Some good news and some bad news. Good News: millennials are not succumbing to atheistic nihilism. Bad News: it's because millennials now believe in witchcraft.

According to Market Watch, "interest in spirituality has been booming in recent years while interest in religion plummets, especially among millennials." Worse still, a majority of Americans now believe it is "not necessary to believe in God to have good morals"

The replacement for more than of these young adults has been astrology, which involves aura reading, mediumship, tarot-card reading and palmistry. Adherents to these practices grew 2% between 2011 and 2016, creating an industry that is now worth $2 billion annually.

Melissa Jayne, owner of Brooklyn-based “metaphysical boutique,” Catland, confirmed that she has seen a rising interest in the occult these past few years.

“Whether it be spell-casting, tarot, astrology, meditation and trance, or herbalism, these traditions offer tangible ways for people to enact change in their lives,” she said. “For a generation that grew up in a world of big industry, environmental destruction, large and oppressive governments, and toxic social structures, all of which seem too big to change, this can be incredibly attractive.”

Astrology has never been considered an exact science and has been debunked by serious-minded academics. However, Banu Guler, co-founder of artificial intelligence powered astrology app Co—Star, said that's exactly why young people like it.

“It’s very different from the way we usually work and live and date, where everything is hyper-mediated and rational,” she said. “There is a belief vacuum: we go from work to a bar to dinner and a date, with no semblance of meaning. Astrology is a way out of it, a way of putting yourself in the context of thousands of years of history and the universe.”

Banu Guler's app had such high demand after it launched this October that crashed three times in one week.

Another meta-physical field of interest is the use of mystical items.
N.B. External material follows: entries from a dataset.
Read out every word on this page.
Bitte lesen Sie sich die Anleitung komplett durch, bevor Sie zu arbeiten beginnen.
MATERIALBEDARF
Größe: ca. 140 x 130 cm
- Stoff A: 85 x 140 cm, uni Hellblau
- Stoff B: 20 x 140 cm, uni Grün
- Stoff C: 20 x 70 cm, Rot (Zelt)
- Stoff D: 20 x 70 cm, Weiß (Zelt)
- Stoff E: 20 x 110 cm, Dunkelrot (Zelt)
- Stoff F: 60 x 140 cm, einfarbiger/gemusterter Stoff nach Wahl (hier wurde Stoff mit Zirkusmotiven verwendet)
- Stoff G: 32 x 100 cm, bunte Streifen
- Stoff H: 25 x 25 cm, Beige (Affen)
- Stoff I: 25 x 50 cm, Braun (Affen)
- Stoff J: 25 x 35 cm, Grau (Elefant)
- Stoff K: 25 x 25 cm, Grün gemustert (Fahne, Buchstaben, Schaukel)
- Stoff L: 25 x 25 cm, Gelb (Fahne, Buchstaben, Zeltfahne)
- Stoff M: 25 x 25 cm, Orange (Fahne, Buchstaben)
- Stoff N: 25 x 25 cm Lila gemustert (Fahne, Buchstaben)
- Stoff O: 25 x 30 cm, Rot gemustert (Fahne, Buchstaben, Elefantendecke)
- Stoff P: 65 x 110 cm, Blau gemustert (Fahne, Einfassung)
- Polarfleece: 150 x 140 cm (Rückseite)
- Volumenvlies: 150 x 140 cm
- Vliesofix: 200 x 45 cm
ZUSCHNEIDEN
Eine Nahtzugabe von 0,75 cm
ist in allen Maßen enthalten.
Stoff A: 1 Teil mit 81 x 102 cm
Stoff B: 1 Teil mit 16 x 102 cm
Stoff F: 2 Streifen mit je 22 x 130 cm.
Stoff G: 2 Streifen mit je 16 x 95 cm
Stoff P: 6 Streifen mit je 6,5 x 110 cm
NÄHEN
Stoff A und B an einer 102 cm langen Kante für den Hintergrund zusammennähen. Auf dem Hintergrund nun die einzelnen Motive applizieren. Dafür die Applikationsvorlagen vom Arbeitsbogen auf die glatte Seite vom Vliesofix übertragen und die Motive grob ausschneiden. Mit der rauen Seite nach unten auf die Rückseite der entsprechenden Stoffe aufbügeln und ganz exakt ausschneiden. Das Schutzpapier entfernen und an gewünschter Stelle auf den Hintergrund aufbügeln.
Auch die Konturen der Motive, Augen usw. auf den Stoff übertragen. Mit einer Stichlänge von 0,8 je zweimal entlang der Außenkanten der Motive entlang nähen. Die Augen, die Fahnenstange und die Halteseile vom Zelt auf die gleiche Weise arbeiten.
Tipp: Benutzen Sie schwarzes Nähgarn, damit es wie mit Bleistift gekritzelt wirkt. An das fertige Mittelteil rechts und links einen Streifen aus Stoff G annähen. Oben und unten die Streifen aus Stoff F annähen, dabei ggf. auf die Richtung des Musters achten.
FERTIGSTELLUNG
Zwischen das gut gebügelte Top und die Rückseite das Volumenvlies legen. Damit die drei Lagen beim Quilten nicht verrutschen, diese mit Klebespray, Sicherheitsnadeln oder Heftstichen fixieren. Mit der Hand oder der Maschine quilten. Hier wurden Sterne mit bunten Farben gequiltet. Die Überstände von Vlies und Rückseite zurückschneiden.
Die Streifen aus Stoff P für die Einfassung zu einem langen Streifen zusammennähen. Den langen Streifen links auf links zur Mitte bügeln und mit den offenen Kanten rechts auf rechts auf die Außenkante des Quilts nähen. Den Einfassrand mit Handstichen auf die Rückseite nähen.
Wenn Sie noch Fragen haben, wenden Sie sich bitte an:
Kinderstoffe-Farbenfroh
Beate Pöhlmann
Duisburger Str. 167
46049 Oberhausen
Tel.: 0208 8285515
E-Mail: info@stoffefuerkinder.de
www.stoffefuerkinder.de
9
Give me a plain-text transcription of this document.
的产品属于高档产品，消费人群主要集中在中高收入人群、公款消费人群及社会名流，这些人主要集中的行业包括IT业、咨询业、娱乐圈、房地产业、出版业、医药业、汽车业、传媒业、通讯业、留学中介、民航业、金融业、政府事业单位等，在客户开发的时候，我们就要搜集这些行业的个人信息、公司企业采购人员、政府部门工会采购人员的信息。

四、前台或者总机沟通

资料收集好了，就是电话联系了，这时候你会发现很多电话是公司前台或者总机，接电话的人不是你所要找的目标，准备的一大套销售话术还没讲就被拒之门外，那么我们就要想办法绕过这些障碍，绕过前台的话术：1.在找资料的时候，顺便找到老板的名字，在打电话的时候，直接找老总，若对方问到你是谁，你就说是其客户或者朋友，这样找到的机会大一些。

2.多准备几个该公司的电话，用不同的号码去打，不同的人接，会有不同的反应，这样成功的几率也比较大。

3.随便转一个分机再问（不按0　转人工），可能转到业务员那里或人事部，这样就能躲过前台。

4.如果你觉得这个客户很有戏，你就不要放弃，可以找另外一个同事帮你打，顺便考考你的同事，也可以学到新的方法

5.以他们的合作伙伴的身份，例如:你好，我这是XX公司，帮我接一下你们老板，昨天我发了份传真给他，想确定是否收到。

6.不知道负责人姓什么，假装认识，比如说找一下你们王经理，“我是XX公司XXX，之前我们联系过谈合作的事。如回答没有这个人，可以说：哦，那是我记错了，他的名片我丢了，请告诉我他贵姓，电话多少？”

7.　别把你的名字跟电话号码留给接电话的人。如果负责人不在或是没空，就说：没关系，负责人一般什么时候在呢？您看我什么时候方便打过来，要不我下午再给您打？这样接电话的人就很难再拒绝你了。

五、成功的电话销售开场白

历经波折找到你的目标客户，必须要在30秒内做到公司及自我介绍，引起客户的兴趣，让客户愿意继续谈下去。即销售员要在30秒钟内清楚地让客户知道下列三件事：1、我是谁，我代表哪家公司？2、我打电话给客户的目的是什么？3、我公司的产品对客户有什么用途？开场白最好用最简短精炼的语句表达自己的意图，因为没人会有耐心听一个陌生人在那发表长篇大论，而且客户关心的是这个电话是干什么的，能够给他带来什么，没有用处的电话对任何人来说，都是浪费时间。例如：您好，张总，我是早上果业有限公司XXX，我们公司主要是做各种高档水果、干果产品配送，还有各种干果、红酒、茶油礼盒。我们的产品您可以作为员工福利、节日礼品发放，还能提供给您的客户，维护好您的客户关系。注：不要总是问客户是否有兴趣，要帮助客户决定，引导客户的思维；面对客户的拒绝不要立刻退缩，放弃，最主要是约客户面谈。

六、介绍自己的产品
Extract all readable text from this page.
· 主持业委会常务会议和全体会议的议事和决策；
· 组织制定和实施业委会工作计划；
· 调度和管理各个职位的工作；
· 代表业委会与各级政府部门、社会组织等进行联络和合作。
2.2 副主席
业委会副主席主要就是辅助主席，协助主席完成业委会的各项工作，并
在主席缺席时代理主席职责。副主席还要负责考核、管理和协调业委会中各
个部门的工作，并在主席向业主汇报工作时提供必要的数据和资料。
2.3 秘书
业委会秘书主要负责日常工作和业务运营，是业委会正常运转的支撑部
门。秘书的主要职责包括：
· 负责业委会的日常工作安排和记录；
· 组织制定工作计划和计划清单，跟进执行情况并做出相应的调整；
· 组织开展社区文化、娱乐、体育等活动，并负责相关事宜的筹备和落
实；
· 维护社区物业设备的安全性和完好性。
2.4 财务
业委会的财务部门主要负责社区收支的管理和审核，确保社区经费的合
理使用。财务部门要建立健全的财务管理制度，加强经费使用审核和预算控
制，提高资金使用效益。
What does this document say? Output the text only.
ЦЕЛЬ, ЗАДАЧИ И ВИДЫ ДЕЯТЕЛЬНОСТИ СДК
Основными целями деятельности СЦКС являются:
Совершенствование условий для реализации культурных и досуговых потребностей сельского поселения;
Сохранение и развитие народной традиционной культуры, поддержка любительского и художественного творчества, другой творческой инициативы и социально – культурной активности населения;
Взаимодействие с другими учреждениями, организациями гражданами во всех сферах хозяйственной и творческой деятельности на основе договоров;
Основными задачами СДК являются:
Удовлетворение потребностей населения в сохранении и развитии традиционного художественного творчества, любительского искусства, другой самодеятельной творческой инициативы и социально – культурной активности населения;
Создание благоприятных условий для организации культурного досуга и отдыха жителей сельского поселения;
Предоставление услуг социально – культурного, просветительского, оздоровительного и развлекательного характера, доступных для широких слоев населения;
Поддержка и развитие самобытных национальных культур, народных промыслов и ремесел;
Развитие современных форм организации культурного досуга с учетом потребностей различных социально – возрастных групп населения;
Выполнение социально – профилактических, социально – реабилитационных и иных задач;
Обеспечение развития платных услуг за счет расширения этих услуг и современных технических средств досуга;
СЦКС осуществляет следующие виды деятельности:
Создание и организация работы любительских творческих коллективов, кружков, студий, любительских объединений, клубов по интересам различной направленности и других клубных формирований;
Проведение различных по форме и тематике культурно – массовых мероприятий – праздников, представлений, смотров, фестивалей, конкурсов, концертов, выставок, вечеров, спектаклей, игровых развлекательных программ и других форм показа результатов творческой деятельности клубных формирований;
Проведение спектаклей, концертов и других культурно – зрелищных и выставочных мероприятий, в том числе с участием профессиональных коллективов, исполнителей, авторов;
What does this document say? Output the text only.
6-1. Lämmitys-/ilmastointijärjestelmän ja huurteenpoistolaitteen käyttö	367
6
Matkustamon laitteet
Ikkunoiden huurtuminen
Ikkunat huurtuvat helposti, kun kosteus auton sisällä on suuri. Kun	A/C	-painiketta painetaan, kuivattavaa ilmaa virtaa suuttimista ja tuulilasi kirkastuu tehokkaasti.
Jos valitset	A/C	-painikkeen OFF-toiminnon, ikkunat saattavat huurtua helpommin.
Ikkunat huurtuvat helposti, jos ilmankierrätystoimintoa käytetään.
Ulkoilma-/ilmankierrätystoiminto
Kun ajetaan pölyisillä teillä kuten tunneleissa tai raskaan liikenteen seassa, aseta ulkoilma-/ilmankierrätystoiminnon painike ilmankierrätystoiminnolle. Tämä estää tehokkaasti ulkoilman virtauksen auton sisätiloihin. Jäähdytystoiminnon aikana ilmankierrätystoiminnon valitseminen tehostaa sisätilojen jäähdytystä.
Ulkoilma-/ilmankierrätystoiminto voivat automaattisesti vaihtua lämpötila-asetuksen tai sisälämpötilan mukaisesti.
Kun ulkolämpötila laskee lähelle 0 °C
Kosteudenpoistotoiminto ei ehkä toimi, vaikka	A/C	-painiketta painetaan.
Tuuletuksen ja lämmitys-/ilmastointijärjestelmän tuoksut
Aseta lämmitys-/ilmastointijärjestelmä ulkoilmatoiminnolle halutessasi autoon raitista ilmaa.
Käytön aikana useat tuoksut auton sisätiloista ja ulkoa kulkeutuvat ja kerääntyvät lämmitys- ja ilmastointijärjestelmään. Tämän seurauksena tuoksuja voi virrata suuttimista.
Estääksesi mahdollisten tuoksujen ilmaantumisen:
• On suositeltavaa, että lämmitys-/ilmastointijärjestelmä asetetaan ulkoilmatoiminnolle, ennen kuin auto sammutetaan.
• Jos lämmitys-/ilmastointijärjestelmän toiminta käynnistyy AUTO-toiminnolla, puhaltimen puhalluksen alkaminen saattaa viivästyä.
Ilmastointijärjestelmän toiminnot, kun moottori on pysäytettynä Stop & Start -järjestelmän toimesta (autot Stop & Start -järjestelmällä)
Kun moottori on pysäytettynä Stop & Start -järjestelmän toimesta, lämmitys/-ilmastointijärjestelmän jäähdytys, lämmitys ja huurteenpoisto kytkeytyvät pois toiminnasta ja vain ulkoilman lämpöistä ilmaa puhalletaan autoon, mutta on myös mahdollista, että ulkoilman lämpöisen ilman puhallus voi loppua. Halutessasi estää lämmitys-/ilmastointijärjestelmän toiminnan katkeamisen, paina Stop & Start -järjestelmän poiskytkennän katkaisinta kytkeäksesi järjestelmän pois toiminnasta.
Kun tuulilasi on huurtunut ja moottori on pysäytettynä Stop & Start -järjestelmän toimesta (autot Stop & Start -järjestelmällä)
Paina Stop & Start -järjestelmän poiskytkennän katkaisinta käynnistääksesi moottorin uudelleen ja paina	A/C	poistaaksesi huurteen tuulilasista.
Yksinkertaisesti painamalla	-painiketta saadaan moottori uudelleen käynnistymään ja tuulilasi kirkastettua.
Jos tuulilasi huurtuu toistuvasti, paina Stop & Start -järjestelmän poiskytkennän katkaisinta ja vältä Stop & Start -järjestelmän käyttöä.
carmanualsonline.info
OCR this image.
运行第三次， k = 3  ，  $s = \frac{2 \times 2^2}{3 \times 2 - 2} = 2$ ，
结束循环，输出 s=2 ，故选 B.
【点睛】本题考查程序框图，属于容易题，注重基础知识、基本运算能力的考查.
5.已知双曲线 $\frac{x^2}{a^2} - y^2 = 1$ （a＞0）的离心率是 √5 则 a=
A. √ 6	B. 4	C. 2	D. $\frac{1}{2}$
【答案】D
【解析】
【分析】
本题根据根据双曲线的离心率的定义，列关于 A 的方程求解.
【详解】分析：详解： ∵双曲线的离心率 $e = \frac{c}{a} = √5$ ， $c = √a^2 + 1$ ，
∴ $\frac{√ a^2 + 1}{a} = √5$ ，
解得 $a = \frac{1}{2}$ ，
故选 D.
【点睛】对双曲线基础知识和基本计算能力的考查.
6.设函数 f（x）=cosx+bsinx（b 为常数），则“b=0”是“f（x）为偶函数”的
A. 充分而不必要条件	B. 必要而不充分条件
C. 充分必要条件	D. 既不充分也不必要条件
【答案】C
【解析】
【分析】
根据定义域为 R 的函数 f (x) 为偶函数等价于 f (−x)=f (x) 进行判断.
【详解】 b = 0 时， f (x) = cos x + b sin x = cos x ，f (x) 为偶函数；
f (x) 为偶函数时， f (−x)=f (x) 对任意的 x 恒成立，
Danielle Ayoka, founder of spiritual subscription service Mystic Lipstick, has sold an exponential number crystals, “reiki-infused bath salts” in recent months, a full 75% increase since last year.

“When I started my journey in 2010, I was the weirdo,” she said. “Now it is becoming more and more normalized, and I believe it is because more people are looking to heal. Millennials are much more open-minded.”

Millennials looking to partake in this culture should be warned of accidentally committing its one cardinal sin: cultural appropriation.

“It is really important to give credit to who is doing the work,” Layne said. “There is a whole culture of white women who capitalize off of spirituality, but it all comes from people of color. People need to do their homework: being in touch with your spiritual side is a natural, human thing to do. To be able to connect yourself is essential to healing not only your own wounds, but healing together.”

Both Christianity and Judaism regard witchcraft and astrology as demonic practices. In recent months, witches have joined forces in casting spells to bind President Trump.